Defense contractors still are moving to the area. Retailers are opening new businesses. Builders are erecting apartments and offices. Commuters are battling clogged roads. Schools are educating students about keeping their noses clean so they can one day land the security clearance necessary to qualify for a job in Maryland's now-larger military-industrial complex.
And the federal agencies that moved from out of state are preparing for the next big logistical challenge: replacing potentially thousands of employees in the near future as older workers retire.
What has happened — and is still happening — is more than simply growth.

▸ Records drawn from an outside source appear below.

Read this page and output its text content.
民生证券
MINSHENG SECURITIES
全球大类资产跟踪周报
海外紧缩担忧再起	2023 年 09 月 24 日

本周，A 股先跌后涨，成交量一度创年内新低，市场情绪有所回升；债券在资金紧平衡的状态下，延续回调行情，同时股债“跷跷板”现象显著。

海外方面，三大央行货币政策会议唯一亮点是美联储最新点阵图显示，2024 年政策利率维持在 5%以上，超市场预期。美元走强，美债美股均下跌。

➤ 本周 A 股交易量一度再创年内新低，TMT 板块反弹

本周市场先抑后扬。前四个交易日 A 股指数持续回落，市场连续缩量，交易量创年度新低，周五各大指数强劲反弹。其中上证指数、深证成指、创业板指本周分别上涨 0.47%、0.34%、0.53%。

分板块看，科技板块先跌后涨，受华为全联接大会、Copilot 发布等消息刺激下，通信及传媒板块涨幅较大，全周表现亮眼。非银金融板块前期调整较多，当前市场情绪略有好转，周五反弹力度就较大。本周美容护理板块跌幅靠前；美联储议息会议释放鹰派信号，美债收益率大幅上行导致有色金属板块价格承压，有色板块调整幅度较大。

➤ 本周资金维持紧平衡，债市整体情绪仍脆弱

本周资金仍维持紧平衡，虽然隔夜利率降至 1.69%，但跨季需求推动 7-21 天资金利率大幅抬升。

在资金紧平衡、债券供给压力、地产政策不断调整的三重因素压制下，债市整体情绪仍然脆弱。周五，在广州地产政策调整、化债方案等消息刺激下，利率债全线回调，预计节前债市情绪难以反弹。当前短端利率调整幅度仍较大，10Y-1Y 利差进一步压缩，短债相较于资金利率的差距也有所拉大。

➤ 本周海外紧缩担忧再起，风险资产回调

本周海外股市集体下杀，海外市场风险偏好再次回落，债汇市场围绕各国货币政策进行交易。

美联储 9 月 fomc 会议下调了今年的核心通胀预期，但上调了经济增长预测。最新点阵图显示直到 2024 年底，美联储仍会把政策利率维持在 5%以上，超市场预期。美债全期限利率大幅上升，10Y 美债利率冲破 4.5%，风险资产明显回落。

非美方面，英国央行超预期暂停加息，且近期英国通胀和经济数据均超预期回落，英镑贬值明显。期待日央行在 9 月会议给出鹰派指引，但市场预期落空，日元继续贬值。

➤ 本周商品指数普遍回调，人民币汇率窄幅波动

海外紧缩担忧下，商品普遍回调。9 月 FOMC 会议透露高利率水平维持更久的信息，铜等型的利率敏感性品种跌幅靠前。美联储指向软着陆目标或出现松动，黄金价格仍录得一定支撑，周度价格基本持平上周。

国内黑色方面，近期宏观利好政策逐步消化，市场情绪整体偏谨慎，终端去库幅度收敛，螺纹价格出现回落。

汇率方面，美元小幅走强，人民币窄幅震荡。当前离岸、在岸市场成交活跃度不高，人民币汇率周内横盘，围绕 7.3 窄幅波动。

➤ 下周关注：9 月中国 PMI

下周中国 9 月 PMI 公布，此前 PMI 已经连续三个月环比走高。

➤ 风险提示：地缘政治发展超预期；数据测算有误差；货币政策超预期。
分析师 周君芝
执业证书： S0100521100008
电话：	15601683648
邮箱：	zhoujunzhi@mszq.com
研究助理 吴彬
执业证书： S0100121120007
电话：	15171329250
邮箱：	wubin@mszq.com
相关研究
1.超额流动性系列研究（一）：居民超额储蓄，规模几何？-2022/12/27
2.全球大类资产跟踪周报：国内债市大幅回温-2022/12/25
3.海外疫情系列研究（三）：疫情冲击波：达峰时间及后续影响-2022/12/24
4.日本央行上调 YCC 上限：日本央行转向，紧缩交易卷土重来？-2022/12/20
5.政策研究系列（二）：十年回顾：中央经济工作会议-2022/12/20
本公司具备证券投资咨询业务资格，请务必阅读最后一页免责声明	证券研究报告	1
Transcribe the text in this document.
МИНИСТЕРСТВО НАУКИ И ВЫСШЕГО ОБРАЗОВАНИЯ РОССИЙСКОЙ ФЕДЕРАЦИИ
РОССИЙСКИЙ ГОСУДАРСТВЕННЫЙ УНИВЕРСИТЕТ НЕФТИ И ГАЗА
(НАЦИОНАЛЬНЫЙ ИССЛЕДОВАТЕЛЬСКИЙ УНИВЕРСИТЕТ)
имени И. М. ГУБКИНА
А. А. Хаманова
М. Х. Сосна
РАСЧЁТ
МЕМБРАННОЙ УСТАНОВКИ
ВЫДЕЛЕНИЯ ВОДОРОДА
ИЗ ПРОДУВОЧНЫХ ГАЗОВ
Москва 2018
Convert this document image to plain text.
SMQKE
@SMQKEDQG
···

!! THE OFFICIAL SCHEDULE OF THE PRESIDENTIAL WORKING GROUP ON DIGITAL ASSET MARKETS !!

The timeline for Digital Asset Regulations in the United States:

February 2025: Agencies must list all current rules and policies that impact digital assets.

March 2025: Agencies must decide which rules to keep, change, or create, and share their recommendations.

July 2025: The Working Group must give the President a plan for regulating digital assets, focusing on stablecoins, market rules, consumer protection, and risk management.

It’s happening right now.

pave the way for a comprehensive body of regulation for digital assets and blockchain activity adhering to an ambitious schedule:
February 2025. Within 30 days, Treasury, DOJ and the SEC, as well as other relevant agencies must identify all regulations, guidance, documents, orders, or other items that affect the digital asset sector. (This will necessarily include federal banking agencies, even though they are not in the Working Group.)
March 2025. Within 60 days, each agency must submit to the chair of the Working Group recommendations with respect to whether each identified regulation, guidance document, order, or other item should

"This has been a transformation," said Jim Richardson, director of economic development in Harford County, where the number of upscale office parks has multiplied in the last few years from one to six.
About 19,000 jobs, many from New Jersey and Northern Virginia, were moved to five Maryland installations as part of the realignment. The Baltimore region absorbed the largest number, with about 8,000 jobs going to Aberdeen Proving Ground and 5,700 jobs to Fort Meade.
The state projected that by 2015 or so, BRAC would bring 45,000 to 60,000 jobs, counting defense contractors and the businesses — from restaurants to day care centers — that benefit when a community's size and spending power grows.
Mike Hayes, who heads the state's Office of Military & Federal Affairs, said he remains confident the state ultimately will see that level of growth.
Contractors responding to BRAC so far have added about 7,000 jobs that the state knows of — Hayes believes the actual number is higher — and both Harford and Anne Arundel counties are seeing building boomlets at an otherwise slow time for construction.
Add in the substantial non-BRAC growth at Fort Meade — which state economic officials like to do — and Hayes said the job total is already close to the low end of the 45,000-to-60,000 projection.
The expansion of existing organizations at Fort Meade, including the National Security Agency, and new efforts such as Cyber Command have added about 14,000 jobs since 2005, on top of the BRAC effect.
The state always expected that it would take a few years beyond 2011 for all the contractors to follow their agencies, but even so, defense firms' pace of relocation and hiring has been relatively subdued.
Richard Clinch, director of economic research at the University of Baltimore's Jacob France Institute, said uncertainty about how much the deficit-saddled federal government will have to cut from the defense budget is holding companies back.
But he thinks the base expansions have been an unambiguous economic win for the state, not only in the number but also the type of jobs gained. The new commands are filled with high-tech, high-paying civilian positions in defense communications, electronics and information technology.